Alegadamente Usem e abusem do alegadamente. O alegadamente cobre tudo e valida tudo. É uma espécie de tinta contra a ferrugem. Podem-se dizer as maiores barbaridades e factos não confirmados desde que polvilhados amiúde por “ alegadamente”. Reparem:“O ultraleve de carga terá alegadamente explodido em vôo após, alegadamente o piloto ter ligado o piloto automático e alegadamente, ter ido beber champanhe com a hospedeira”. “O ultraleve militar de passageiros terá alegadamente sido atacado por mísseis terra ar lançados alegadamente de uma avioneta da marinha”.

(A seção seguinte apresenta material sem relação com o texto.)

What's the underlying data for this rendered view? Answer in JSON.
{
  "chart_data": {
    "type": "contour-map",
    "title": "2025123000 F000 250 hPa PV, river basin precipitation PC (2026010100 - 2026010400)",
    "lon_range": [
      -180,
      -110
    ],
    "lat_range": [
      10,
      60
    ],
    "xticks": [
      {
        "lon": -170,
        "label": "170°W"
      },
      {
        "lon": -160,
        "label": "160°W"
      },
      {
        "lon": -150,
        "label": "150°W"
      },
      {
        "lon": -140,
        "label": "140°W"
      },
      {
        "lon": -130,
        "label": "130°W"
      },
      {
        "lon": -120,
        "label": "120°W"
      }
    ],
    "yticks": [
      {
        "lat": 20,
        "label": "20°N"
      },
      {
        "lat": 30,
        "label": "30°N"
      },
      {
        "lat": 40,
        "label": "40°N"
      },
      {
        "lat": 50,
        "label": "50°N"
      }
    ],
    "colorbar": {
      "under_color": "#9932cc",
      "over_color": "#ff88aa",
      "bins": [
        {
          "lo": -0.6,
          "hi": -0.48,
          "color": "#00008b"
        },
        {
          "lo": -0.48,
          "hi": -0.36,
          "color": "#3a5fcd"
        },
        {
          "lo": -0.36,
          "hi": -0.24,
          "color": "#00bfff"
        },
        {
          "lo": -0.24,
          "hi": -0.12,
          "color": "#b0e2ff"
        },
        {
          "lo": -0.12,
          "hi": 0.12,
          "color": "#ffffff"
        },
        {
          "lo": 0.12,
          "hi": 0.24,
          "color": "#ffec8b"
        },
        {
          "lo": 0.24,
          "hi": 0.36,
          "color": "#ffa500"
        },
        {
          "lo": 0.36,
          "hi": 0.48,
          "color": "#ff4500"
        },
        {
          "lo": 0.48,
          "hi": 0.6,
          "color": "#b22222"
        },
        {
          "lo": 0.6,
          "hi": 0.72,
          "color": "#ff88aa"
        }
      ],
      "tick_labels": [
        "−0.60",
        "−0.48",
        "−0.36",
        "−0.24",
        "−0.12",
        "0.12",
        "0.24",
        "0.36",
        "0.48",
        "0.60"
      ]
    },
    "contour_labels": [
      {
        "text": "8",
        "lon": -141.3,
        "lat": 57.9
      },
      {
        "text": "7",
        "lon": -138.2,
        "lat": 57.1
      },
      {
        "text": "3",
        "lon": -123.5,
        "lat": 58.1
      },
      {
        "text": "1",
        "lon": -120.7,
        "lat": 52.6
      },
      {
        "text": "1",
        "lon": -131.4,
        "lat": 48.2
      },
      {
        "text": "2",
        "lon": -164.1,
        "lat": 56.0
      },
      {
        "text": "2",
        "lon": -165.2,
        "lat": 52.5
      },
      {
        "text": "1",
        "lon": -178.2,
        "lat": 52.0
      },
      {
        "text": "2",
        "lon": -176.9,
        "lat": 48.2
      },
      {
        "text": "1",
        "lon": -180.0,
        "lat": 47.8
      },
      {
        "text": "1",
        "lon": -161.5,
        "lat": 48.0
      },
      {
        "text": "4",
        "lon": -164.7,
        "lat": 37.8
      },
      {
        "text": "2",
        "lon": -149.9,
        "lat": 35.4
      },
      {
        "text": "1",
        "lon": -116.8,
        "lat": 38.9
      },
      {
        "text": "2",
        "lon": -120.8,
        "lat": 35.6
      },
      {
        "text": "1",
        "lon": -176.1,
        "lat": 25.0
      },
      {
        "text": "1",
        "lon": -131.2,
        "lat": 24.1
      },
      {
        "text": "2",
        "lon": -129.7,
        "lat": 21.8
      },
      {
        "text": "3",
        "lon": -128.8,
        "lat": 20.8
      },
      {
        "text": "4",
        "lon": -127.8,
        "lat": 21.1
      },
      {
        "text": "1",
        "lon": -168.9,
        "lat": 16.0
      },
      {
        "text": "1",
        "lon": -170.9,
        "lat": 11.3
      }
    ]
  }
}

Caso nada disto se verifique, e uma vez reposta a verdade por outros media, facilmente se consegue descalçar a bota. “Alegadamente”, é portanto uma boa frase para principiantes, que lhes dá sempre um ar de profissionais maduros. A não esquecer.Não esquecer também que o objectivo principal de notícias sobre Aviação é, além de vender papel e publicidade, cumprir o papel social de informar e prevenir o cidadão.Instigar o medo na população sobre esta coisa perigosa que é a Aviação. De afastar as pessoas dos aeroportos e das escolas de pilotagem, e de dirigir o entusiasmo para áreas seguras como o futebol ou os reality shows. Cada popular que nos aparece na rua, no supermercado e nos diz “ai que horror eu vi ontem a sua reportagem, eu tenho muito medo de aviões “ é motivo de orgulho em ver o nosso trabalho reconhecido em prol da comunidade. Usar e abusar de imagens de casas destruídas ou a arder, estradas cortadas e ambulâncias. Não há necessidade de debruçar sobre quem vinha a bordo do avião, das suas capacidades ou das condições climatéricas no momento do acidente, nem que eles e as suas famílias foram dos que mais sofreram e vão sofrer com isto. Basta referir a eles como “ os ocupantes” no início da peça e pronto.
Nota Final
Por fim, e meramente como nota final sem importância, apenas como curiosidade e sugestão, porque não em tempos mortos na redação numa semana sem notícias, elaborar peças que celebrem o fascínio e a História da Aviação. Falar sobre Sacadura Cabral em vez do penalti do Mbantane. Sobre Bartolomeu de Gusmão ou Óscar Monteiro Torres. Carlos Bleck e Costa Macedo. Humberto Delgado. Sobre como voar foi tão importante para um viúvo realizar um sonho de menino nos últimos anos da sua Vida, ou para colmatar a perda da sua companheira, ou foi determinante para um paraplégico redescobrir o prazer de viver. Sobre obras de caridade que levam produtos a áreas remotas usando pequenos aviões, os tais “perigosos aviões” dos desastres de abertura de telejornal. Sobre feitos e salvamentos levados a cabo pela nossa Força Aérea. Sobre a paixão escondida de muitas das figuras da nossa praça acerca da Aviação. Os fantásticos eventos que decorrem no país de Norte a Sul durante todo o ano. O esforço de empresas pequenas que com a prata da casa lançam serviços regionais e vôos turísticos. Sobre como seria o nosso Mundo se não existisse a Aviação. As hipóteses seriam imensas. Mas infelizmente a Aviação não está sozinha neste desprezo dos "merdia". Infelizmente, todos sabemos que a próxima vez que a Aviação for tema de notícia em Portugal será certamente devido a um acidente ou a uma polémica, relatado por um tablóide ou por uma galinha esganiçada a cacarejar em directo. Tristemente, nesta sociedade inundada de média mas pouco esclarecida onde a notícia só acontece no campo da Bola ou na tragédia, interessa mais que um avião regresse ao solo com tragédia ou polémica a bordo, do que com uma causa justa ou com uma notícia inspiradora.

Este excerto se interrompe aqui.